The other guy was another story. The other guy was a humor black hole. He was watching her, too, except he looked like he was posing for Mount Rushmore. She turned back around, and though she knew there was no way he was still staring at the back of her head, physically it felt like he’d reached out, curled a hand around the nape of her neck, and was squeezing. It didn’t take a psychic to know why.
For starters they’d gotten her name out of her. Not that she’d fought very hard to keep it a secret, and even though she’d given them the legal one, Vivienne Foster, she knew they’d find the business alias she used. That being the case, they’d have read her police record. Even that didn’t bother her; the worst of her past wasn’t in there anyway.
What bothered her was the certainty that Daniel and his FBI straight man were using her history as an excuse to treat her like the enemy. Not that it surprised her.
She looked over her shoulder, met Daniel’s eyes, and felt like she’d caught fire. She didn’t know how he’d gotten from suspicion to sex but there was no question what was on his mind, and now that she’d tuned into it, she had no choice but to let it run its course. It didn’t take long. Daniel went from lust back to mistrust with a speed that made Vivi envy his self-control, especially as she couldn’t match it. She spent a little more time battling back her libido. The most she could manage was a slow simmer, and she got there none too soon.

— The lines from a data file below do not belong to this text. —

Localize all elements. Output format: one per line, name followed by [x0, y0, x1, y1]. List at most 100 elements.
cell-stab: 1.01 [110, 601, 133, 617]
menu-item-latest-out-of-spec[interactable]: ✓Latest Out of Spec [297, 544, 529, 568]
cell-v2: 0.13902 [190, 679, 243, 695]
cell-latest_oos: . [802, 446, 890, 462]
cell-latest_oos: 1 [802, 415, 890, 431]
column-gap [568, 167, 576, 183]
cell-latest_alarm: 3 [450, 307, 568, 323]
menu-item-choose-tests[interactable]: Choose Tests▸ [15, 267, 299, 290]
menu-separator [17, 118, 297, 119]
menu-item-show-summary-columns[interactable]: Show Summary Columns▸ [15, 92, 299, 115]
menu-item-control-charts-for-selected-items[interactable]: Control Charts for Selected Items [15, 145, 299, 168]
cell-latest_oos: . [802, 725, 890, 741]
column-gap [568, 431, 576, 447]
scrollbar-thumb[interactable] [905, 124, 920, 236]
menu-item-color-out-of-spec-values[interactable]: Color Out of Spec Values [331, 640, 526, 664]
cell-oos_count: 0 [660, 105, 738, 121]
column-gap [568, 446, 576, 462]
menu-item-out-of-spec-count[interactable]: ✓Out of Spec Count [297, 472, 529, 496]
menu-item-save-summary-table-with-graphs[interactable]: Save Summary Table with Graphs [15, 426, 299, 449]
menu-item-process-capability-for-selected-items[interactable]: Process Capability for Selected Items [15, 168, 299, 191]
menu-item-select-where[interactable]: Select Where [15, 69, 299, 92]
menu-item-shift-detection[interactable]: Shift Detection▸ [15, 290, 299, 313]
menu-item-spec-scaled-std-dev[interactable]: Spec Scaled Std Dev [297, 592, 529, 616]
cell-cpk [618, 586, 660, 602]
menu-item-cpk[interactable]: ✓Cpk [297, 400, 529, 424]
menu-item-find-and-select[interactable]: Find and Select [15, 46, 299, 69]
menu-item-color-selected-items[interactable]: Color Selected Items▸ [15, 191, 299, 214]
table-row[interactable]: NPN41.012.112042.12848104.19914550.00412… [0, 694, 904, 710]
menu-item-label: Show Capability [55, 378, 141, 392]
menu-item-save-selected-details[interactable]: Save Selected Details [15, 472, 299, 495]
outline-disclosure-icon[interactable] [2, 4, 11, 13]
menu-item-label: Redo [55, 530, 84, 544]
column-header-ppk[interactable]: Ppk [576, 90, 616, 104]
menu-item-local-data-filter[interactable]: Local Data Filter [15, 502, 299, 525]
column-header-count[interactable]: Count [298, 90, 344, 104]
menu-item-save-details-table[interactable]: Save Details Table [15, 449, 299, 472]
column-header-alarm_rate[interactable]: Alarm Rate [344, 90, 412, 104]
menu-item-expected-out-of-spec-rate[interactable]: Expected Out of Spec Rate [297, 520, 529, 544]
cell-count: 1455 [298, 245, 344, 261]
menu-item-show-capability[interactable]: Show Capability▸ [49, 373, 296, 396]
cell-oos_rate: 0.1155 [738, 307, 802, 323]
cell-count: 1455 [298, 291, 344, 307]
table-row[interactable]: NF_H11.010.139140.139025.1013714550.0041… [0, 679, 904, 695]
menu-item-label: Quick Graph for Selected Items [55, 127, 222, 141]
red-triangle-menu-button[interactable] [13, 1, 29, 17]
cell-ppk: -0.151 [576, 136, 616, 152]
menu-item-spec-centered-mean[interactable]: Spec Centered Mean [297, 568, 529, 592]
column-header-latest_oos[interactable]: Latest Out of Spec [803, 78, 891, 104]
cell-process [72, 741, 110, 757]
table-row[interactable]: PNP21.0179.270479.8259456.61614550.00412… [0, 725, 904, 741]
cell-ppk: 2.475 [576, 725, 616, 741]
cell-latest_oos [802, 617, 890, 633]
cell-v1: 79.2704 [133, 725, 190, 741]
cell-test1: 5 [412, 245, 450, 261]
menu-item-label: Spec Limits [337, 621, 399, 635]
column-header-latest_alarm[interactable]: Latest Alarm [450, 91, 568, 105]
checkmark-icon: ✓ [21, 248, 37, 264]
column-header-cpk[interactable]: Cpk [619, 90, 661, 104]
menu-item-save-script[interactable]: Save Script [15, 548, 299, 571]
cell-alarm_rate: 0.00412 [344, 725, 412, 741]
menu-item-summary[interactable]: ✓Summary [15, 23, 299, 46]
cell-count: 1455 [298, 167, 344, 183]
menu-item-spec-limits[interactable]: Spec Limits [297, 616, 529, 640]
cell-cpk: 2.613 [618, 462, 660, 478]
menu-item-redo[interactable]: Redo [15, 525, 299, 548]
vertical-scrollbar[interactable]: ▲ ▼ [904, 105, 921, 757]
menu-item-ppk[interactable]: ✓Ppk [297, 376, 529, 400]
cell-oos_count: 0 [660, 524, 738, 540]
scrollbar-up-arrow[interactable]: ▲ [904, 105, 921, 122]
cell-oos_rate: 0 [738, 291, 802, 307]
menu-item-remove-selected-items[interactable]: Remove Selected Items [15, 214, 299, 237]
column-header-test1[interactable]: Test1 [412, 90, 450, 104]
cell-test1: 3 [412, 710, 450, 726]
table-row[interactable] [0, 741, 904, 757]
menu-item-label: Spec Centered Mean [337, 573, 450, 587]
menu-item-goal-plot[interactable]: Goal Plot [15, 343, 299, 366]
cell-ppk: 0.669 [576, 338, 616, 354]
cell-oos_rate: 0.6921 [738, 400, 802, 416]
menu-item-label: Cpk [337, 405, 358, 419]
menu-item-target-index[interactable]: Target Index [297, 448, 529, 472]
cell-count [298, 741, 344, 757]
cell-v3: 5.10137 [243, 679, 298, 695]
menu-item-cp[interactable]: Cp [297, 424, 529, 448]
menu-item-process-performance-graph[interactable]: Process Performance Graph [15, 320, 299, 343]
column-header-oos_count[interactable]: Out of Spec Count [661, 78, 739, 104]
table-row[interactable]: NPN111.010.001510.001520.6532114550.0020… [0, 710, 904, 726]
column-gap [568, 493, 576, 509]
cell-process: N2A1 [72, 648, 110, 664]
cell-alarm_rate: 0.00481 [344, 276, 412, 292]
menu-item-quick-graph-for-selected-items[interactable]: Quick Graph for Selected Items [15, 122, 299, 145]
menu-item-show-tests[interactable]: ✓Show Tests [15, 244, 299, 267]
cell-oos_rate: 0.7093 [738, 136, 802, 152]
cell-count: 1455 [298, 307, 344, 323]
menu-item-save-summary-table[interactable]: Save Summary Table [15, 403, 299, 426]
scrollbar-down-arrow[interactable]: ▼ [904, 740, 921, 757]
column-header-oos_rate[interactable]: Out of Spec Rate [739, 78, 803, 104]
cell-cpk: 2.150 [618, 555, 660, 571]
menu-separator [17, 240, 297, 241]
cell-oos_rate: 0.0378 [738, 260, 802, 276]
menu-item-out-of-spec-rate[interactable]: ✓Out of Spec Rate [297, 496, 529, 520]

The door beside her opened, and she shot out of the chair, whipping around to find Daniel, looking grim, just closing the door behind himself. The other guy was still sitting behind his desk, doing his imitation of granite.
Daniel wrapped his hand around her elbow and escorted her away from Mike’s office.
“Where are we going?”
“Just follow me and keep quiet—and you might want to be grateful the FBI isn’t arresting you.”
“Why aren’t they?” she asked because she figured he’d expect it.
“Let’s just say warning me about the hit men balanced out the rest of it.”
And they planned to have her followed, hoping to find out how she’d known about the attempt. “Doubters,” she muttered.
“Still sticking to your mind-reading con?” he asked, stopping at the first bank of elevators they came across.
“Are you so sure it’s a con?”
“The people who sued you thought it was.”
She followed him onto the elevator, watched him punch the button for the ground floor. “The people who sued me heard things they didn’t like.”